The bullets of the Giantsbane did not merely pierce the flesh of the varcs; it destroyed them. Heads were reduced to little more than gore, chests erupted into blood and meat, and even trees shattered where the bullets hit.
Bonnie sighted and fired with her Wolfsbane, center mass, no room for error. As evidenced by another hunter who was jumped by three varcs at once and went down screaming, there was no margin here.
Shotgun fire joined the rifles as some hunters switched their weapons. It was handier in some respects, easier to shred flesh, though the distraction the varcs posed was more dangerous than their own threat.
Yes, two hunters had already died at the teeth and claws of the monstrous wolves in human skin. A third died when the giant elected to simply throw a varc at him. No jaws clamped down on his flesh; instead, he was pulped by the sheer force of the beast crashing into him.
A massive foot crushed a fourth before she could scream, and a fifth had a moment to consider the fist swinging towards him. After that moment, the loose viscera that was once a human person dripped from the tree branch its had slammed into and landed on a sixth hunter’s head, who decided he had simply had enough and bolted in the other direction.
The giant ripped a tree from the earth and turned its leaking eyes towards the hunters. It noticed the one fleeing, snapped its makeshift club in half, and pitched the top of the pine towards the hunter in a truly impressive throw that managed to entirely eradicate the upper left half of the poor bastard’s body.
Bullets slammed into the beast, some smaller than they should have been as the hastier hunters realized they had used up their Giantsbanes before they were truly needed, before a large enough bullet from an unspent rifle crashed into the giant’s eye.
Monster though it was, it still felt pain, and it roared to show it, throwing the tree roots in an attempt to catch who fired. Splinters rained and it slammed its hand down, shaking the earth. Snarling, bestial, it looked through its remaining eye, the other socket now dry.

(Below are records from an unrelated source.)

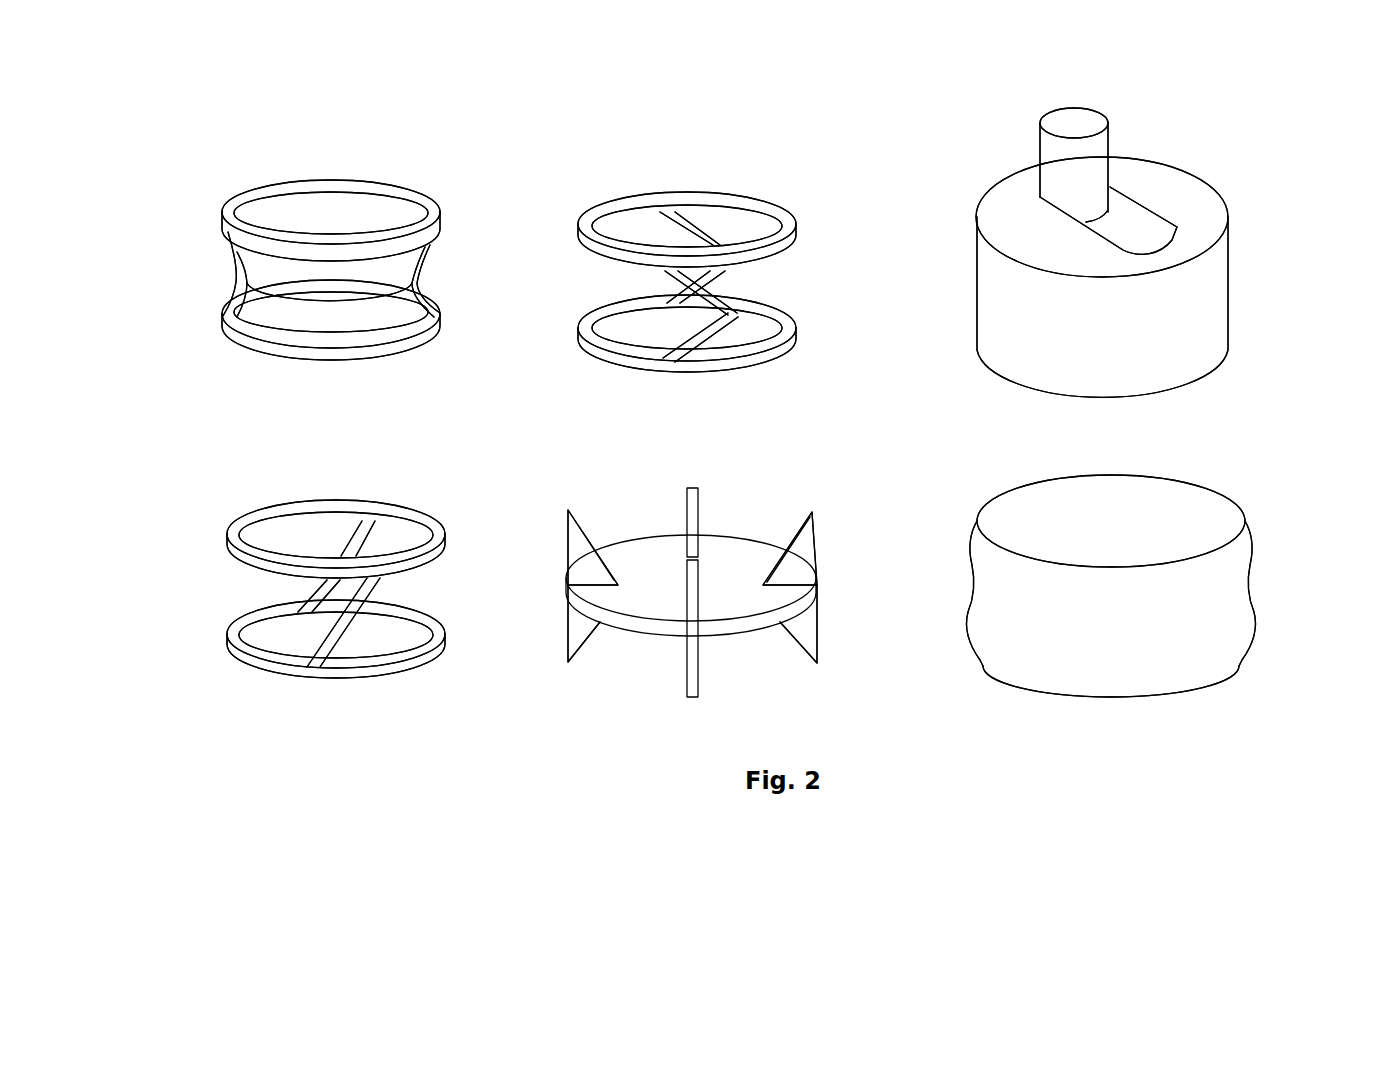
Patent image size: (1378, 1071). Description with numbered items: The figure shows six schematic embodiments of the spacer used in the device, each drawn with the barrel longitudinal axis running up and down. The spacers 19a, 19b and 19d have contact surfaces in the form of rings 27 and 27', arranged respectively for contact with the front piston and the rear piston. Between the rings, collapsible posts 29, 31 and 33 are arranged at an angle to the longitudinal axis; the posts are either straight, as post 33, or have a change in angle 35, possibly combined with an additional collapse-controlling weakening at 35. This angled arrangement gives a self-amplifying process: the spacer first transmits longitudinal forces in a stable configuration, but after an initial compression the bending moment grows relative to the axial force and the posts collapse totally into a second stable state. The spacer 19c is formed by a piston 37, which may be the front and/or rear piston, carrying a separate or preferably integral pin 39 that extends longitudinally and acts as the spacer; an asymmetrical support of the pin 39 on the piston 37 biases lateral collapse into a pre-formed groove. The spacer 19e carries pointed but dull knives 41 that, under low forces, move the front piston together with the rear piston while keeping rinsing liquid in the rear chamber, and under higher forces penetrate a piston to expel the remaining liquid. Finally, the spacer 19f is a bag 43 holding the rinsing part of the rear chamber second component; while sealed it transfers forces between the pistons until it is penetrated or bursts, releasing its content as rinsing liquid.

The spacer 19a is at (436, 162).
The spacer 19b is at (801, 178).
The spacer 19c is at (1226, 164).
The spacer 19d is at (425, 495).
The spacer 19e is at (780, 497).
The spacer 19f is at (1240, 468).
The ring 27 is at (515, 354).
The ring 27' is at (476, 499).
The collapsible post 29 is at (237, 257).
The collapsible post 31 is at (700, 337).
The straight post 33 is at (323, 597).
The change in angle 35 is at (420, 280).
The piston 37 is at (1197, 330).
The pin 39 is at (1083, 153).
The knife 41 is at (805, 548).
The bag 43 is at (1215, 597).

There were flashes of red before it noticed the gold–
And then its second eye was gone.
Screeching, squealing, it reared back then roared and ripped another tree straight from the soil, swinging with reckless abandon to smash whatever caused it pain. Large bullets pierced through its chest and mud began to leak, dark and viscous in the dirt.
Bonnie fired as fast as she could, trying to catch its heart through the layers of skin and the rocks beneath, before its head snapped towards her with a vicious snarl, somehow recognizing the first hunter to take one of its eyes. It moved faster than she could react, fist flying to smash her into oblivion, yet bullets moved faster than even the giant could react.

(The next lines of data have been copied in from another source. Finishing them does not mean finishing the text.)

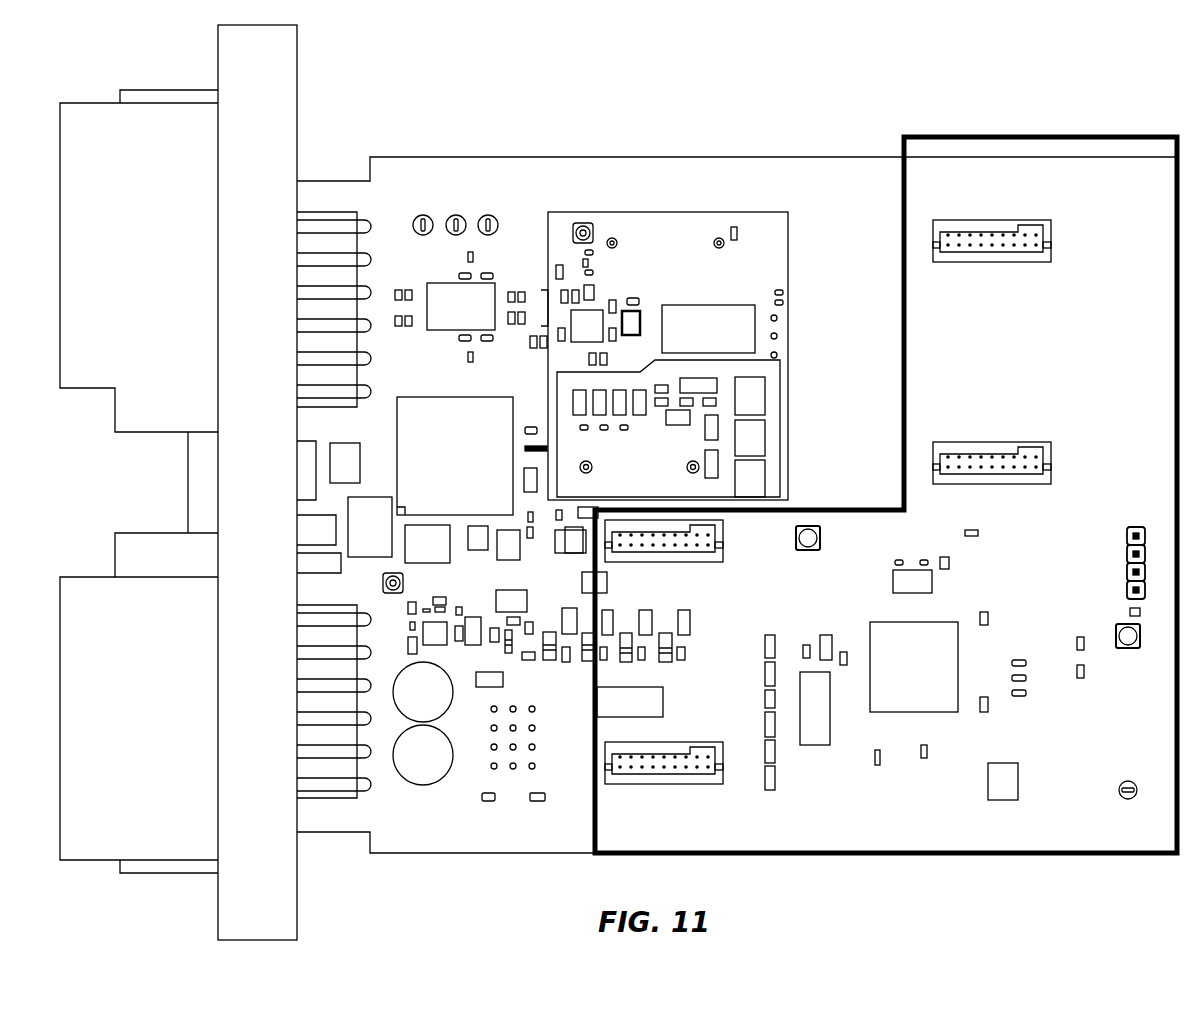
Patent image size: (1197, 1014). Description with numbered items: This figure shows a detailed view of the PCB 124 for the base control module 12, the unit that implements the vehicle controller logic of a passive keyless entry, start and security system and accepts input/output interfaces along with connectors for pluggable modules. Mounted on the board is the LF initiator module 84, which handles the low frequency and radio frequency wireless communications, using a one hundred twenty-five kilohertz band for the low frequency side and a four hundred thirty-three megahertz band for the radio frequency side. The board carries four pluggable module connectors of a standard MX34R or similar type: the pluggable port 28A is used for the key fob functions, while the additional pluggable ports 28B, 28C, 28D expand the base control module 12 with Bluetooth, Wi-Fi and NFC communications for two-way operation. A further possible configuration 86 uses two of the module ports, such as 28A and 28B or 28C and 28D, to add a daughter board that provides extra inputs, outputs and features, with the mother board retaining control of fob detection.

The base control module 12 is at (943, 83).
The PCB 124 is at (420, 158).
The configurations 86 is at (1060, 137).
The LF initiator module 84 is at (636, 212).
The pluggable port 28A is at (685, 785).
The pluggable port 28B is at (685, 563).
The pluggable port 28C is at (1013, 222).
The pluggable port 28D is at (1013, 442).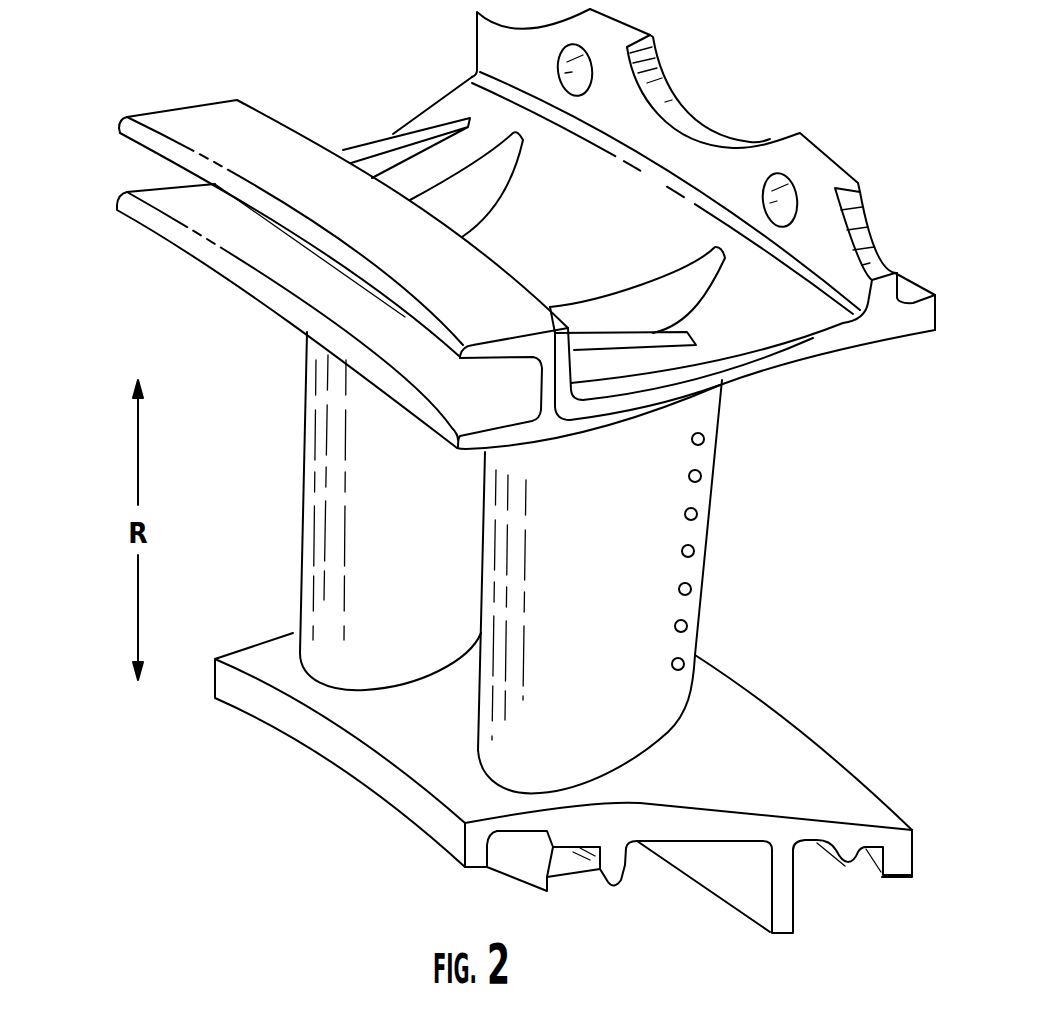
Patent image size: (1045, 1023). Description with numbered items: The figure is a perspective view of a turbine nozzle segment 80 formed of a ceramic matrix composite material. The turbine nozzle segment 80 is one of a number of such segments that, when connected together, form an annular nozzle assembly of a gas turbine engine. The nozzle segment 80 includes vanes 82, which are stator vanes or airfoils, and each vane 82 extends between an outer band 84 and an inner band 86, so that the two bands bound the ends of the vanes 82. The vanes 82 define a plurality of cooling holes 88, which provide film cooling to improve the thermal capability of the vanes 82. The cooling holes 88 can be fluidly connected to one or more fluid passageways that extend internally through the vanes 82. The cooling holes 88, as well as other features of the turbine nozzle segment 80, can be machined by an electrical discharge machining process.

The turbine nozzle segment 80 is at (92, 152).
The vanes 82 is at (497, 663).
The outer band 84 is at (866, 340).
The inner band 86 is at (823, 785).
The cooling holes 88 is at (710, 586).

Its head snapped back, a hole in its earthen skull, before Goldie strode forward, golden revolvers in hand, and unloaded.
It was a day of terror, but not tragedy. When the giant fell, that was that. Half survived, and that was fine.
Up until a partially broken tree fell and smashed a seventh. Then it was, as Goldie put it, something of a tragedy. You always wanted to keep at least half alive, after all.